Isn't BigInt a struct?  I'd expect it to work via copying just like concrete types.
October 10, 2013
On Thu, Oct 10, 2013 at 07:36:06PM +0200, Joseph Rushton Wakeling wrote:
> On 10/10/13 19:31, Jonathan M Davis wrote:
> >I'm honestly surprised that Andrei is rejecting the idea of casting to/from shared or immutable being normal given how it's required by our current concurrency model. And changing that would be a _big_ change.
> 
> I'm starting to incline towards the view that type qualifications of
> _any_ kind become problematic once you start working with any types
> other than built-in, and not just in the context of concurrency.
> See e.g.:
> http://d.puremagic.com/issues/show_bug.cgi?id=11148
> http://d.puremagic.com/issues/show_bug.cgi?id=11188
> 
> I'd really appreciate advice on how to handle issues like these, because it's becoming a serious obstacle to my work on std.rational.

I left some comments on these bugs. Basically, BigInt should not be implicitly castable from const/immutable to unqual, because unlike the built-in types, it's *not* a value type:

	BigInt x = 123;
	BigInt y = x;  // creates an alias to x's data.

Allowing implicit conversion to unqual would break immutability:

	immutable(BigInt) x = 123;
	const(BigInt) sneaky = x; // sneaky aliases x
	BigInt y = sneaky; // now y aliases sneaky, which aliases x (oops)

Of course, the way BigInt is implemented, any operation on it causes new data to be created (essentially it behaves like a copy-on-write type), so it's not as though you can directly modify immutable this way, but it breaks the type system and opens up possible loopholes.

What you need to do is to use inout for functions that need to handle both built-in ints and BigInts, e.g.:

	inout(Num) abs(Num)(inout(Num) x) {
		return (x >= 0) ? x : -x;
	}

This *should* work (I think -- I didn't check :-P).
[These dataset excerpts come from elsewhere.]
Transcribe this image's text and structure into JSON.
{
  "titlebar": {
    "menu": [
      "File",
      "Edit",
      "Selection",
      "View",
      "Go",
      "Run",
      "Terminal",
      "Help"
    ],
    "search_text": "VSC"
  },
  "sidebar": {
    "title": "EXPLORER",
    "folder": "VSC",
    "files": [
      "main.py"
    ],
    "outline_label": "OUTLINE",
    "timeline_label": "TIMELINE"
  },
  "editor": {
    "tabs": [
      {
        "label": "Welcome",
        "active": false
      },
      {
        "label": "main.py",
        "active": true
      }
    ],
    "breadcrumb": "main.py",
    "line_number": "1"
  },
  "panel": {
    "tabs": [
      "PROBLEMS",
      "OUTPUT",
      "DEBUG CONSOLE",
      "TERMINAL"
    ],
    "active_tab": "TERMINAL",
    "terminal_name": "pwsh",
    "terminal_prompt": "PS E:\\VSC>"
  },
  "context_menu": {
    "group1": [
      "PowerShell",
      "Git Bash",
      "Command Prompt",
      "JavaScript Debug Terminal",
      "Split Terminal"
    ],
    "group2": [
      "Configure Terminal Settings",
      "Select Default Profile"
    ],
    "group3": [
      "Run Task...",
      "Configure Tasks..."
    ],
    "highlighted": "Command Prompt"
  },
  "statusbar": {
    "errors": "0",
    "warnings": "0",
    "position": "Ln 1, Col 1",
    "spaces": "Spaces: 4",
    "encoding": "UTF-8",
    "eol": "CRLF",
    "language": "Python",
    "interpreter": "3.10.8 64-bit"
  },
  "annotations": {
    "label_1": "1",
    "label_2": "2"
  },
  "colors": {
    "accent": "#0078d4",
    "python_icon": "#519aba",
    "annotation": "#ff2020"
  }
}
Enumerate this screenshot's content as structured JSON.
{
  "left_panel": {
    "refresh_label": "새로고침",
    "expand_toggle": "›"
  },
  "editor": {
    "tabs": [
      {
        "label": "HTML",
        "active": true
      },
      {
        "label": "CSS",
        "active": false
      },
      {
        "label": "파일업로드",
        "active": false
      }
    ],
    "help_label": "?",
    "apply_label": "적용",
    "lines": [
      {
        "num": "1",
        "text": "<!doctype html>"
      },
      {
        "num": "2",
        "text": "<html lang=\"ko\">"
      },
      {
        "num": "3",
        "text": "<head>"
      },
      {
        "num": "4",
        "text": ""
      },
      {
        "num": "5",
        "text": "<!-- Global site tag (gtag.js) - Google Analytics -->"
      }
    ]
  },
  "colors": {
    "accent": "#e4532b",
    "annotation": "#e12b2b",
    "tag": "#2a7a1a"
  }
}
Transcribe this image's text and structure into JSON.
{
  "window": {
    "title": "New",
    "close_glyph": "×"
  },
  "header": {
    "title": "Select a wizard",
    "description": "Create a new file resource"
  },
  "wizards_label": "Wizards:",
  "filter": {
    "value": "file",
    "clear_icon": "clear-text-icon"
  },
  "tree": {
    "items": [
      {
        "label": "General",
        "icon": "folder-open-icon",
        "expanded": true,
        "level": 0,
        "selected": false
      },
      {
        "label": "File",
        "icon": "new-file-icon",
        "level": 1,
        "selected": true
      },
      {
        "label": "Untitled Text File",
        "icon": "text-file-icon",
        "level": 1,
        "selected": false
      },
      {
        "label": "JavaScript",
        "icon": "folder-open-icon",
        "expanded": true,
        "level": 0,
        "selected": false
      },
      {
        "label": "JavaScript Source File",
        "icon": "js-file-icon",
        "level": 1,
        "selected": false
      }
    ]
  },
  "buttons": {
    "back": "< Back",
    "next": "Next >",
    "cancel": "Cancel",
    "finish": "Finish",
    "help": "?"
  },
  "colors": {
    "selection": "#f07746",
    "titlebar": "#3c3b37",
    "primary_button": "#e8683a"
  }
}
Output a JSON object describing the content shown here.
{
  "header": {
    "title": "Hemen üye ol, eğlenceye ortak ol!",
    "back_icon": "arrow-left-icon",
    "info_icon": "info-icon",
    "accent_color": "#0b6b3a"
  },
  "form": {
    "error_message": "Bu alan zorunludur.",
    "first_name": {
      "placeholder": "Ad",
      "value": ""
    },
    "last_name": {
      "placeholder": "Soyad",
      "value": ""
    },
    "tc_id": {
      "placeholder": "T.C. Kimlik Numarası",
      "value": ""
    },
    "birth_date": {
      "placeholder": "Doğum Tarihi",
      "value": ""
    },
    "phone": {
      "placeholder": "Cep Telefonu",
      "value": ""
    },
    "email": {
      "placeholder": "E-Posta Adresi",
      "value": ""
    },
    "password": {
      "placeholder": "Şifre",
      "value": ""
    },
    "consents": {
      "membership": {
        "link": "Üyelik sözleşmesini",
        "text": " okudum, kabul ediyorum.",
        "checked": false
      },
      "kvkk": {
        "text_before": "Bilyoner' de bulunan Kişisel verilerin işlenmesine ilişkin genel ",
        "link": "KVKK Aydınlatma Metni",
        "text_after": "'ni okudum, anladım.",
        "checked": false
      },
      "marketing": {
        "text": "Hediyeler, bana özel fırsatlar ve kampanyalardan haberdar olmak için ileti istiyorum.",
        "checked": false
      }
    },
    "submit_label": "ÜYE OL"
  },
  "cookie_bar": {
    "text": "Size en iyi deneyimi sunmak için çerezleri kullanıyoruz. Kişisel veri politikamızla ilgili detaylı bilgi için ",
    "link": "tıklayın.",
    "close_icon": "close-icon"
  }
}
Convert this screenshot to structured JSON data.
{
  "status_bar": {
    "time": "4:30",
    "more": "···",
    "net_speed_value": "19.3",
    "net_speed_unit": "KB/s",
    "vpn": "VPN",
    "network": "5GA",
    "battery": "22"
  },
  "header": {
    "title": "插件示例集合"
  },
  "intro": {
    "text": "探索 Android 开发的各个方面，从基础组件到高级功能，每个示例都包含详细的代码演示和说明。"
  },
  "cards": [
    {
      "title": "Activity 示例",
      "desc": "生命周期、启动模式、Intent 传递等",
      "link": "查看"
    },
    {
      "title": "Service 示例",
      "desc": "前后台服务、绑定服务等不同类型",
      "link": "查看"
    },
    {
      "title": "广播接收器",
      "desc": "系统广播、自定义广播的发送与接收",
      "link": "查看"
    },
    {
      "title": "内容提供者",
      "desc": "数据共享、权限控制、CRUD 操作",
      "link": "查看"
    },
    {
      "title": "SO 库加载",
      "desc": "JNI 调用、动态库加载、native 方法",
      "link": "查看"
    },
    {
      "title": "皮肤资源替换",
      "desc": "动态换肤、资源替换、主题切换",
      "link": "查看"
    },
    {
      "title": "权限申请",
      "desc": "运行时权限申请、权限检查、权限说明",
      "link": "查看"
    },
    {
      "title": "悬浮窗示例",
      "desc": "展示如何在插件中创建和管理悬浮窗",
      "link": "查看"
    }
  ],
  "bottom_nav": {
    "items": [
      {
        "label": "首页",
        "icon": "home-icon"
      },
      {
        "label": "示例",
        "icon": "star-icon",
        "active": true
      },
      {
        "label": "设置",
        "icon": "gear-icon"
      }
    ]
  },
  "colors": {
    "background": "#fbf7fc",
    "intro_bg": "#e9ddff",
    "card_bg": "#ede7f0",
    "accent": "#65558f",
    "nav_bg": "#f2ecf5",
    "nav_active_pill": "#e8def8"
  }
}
Arguably, a *lot* of generic code involving numerical operations is broken, because they assume built-in types' behaviour of being implicitly convertible to/from immutable (due to being value types).

I don't know about shared, though. Last I heard, shared was one big mess so I'm not even going to touch it.


T

-- 
If the comments and the code disagree, it's likely that *both* are wrong. -- Christopher
October 10, 2013
On 10/10/13 20:28, Sean Kelly wrote:
> Isn't BigInt a struct?  I'd expect it to work via copying just like concrete types.

Yes, it's a struct, but somewhere inside its internals I think it contains arrays.  I'm not sure how that affects copying etc., but suffice to say that if you try the following:

    BigInt a = 2;
    BigInt b = a;
    b = 3;
    assert(a != b);
    assert(a !is b);

... then it passes.  So it behaves at least in this extent like a value type.

But suffice to say that it was an unpleasant surprise that I couldn't just take it and pass to a function accepting an unqualified BigInt argument.